I'm not trying to lose sight of the entire post, but I am going to dwell on the sex part of it: I think that parents tend to forget, it's not just about pressure and education and wating versus not waiting. There is a legitimate DESIRE to have sex. I remember watching a movie with my older brother about a brothel (he was fun like that) and I got HORNY! I think I was about 11 at the most. My parents were available to speak to openly about sex, but I never talked to them about it. I figured everything out on my own or with friends. I was dumb enough to have sex way too young, but I was smart enough to use birth control.
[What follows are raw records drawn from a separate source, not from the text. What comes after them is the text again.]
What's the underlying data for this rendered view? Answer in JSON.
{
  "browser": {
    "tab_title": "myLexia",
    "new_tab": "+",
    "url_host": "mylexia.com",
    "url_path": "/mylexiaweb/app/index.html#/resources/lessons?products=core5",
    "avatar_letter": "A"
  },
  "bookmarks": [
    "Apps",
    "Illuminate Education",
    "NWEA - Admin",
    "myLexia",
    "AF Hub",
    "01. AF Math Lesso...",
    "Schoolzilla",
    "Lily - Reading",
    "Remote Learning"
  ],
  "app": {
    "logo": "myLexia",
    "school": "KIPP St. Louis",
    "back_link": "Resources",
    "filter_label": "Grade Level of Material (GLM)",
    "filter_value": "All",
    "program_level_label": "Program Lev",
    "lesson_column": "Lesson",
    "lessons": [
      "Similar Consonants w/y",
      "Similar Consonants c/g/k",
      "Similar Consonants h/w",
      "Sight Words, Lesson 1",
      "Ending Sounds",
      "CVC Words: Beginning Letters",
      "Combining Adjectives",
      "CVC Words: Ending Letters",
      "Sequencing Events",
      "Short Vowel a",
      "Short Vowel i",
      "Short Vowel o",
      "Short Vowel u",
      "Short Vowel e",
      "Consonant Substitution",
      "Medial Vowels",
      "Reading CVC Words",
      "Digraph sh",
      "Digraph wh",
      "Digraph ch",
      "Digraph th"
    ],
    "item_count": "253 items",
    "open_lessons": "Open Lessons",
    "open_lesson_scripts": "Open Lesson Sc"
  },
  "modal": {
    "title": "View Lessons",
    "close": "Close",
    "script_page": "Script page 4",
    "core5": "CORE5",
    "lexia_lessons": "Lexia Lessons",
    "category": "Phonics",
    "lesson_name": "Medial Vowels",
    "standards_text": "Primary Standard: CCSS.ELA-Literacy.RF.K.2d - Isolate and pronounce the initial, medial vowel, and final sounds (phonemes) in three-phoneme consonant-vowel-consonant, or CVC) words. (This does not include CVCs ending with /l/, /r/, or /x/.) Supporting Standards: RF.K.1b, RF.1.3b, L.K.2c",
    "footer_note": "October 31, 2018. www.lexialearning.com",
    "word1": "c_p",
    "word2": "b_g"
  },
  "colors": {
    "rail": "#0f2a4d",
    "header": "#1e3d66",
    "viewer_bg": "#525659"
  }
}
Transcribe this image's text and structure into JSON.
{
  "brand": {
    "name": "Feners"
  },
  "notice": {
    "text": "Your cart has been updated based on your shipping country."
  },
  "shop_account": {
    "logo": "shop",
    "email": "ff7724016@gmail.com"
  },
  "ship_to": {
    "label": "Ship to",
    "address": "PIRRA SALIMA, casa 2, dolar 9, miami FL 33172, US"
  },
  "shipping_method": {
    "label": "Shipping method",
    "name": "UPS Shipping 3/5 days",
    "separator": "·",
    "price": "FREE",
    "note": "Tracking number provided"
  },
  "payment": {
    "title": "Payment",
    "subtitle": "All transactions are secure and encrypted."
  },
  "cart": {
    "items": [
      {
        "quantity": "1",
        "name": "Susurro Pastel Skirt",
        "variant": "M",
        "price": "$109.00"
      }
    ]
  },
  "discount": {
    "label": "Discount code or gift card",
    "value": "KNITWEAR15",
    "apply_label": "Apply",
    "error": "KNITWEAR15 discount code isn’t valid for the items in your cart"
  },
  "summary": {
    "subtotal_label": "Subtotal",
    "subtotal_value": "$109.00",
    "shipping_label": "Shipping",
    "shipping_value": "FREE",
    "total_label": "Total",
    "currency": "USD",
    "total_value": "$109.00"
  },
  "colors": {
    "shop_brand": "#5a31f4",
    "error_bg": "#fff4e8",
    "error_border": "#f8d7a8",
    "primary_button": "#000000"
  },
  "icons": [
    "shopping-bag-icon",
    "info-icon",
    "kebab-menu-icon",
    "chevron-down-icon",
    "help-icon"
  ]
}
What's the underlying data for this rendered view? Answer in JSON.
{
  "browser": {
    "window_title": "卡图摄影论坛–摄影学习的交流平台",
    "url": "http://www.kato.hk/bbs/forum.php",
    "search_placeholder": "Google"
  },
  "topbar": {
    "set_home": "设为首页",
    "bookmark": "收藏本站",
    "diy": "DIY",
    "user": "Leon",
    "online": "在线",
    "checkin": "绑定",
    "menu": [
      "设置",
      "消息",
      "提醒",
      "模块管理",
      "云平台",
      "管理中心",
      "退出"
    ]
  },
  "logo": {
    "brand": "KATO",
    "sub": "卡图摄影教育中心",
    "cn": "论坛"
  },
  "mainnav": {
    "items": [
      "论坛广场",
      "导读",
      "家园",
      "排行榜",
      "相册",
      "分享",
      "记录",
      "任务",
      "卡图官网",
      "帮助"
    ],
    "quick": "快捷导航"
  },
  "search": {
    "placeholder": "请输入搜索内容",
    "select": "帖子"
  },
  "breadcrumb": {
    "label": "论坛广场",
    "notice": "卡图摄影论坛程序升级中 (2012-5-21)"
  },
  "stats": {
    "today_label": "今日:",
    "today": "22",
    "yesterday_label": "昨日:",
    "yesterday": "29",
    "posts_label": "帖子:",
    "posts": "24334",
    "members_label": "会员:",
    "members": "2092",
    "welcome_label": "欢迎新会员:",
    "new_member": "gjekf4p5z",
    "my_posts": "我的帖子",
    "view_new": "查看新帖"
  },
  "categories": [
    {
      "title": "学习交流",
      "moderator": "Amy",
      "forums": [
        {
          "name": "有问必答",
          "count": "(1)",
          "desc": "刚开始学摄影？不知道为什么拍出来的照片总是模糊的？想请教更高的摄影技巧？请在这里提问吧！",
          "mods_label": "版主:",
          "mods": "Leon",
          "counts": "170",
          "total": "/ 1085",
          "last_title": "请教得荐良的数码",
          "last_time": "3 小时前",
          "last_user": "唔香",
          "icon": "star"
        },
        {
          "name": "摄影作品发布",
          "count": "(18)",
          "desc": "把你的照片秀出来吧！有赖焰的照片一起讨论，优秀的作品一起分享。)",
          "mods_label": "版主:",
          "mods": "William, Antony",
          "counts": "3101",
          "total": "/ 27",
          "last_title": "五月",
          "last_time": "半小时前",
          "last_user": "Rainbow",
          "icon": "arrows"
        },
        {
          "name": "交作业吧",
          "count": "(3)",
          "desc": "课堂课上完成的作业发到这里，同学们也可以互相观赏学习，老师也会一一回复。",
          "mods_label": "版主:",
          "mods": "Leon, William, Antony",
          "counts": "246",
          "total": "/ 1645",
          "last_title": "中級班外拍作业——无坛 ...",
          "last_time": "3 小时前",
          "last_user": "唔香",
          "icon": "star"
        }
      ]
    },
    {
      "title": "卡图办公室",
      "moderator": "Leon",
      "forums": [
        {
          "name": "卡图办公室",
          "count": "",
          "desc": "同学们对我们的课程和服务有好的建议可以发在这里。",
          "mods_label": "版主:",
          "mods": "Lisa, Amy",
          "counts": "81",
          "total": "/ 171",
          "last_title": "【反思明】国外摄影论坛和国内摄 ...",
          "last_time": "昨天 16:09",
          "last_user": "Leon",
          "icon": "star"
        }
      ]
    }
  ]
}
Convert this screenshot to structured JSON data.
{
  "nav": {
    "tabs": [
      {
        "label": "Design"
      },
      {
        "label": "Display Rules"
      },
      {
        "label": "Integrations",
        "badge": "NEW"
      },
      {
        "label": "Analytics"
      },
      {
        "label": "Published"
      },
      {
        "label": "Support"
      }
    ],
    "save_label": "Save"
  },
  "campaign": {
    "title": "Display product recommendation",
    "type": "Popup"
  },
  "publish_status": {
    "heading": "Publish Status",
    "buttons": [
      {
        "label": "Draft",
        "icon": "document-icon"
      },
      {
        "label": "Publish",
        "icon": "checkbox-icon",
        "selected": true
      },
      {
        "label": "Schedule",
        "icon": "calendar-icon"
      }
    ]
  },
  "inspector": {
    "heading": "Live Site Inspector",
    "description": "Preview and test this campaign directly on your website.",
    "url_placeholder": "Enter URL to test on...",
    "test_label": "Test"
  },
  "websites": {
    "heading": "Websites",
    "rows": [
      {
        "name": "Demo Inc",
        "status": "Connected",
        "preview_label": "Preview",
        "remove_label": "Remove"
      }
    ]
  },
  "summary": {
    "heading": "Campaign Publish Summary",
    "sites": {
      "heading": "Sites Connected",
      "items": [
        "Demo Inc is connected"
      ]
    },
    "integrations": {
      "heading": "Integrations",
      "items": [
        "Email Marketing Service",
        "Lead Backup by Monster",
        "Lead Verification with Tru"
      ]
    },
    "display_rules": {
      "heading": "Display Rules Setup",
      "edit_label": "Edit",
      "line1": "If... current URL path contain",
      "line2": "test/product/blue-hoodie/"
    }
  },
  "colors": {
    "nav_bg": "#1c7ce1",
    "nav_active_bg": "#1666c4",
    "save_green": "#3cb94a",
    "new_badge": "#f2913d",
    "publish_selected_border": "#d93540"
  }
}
I don't know what the magic combination is, but I would rather my daughter have protected sex at 15 then pregnant before 25. And I would prefer to never hear her utter the words "BUT I LOVE HIM!!!!" Ugh.

My parents viewpoint was that anything in extreme can be bad and to try moderation with everything. From religion to drinking to sex, this served me well growing up and is the course I plan on taking with my children.
I was lucky enough to have parents that talked to me and listened when I (or my friends) had really stupid questions. Maybe we were uncomfortable because they were parents, but they always told us the truth even if it was uncomfortable. I can only hope I do as well with mine.

You're a genius. Please tell me you're running a summer camp next year where I can send the goats to learn from your brilliance...?

I was raised Mormon and let me tell you, curiosity damn near killed this cat. And not just in regards to sex... there were so many rules and restrictions and preaching going on that before I turned 18 and ran from that chapel, I'm pretty certain I'd tried EVERYTHING.


It's always easy to say this, but finding some sort of balance is really important... letting the reigns have a little slack and knowing how far to take certain dialogues between parents and children.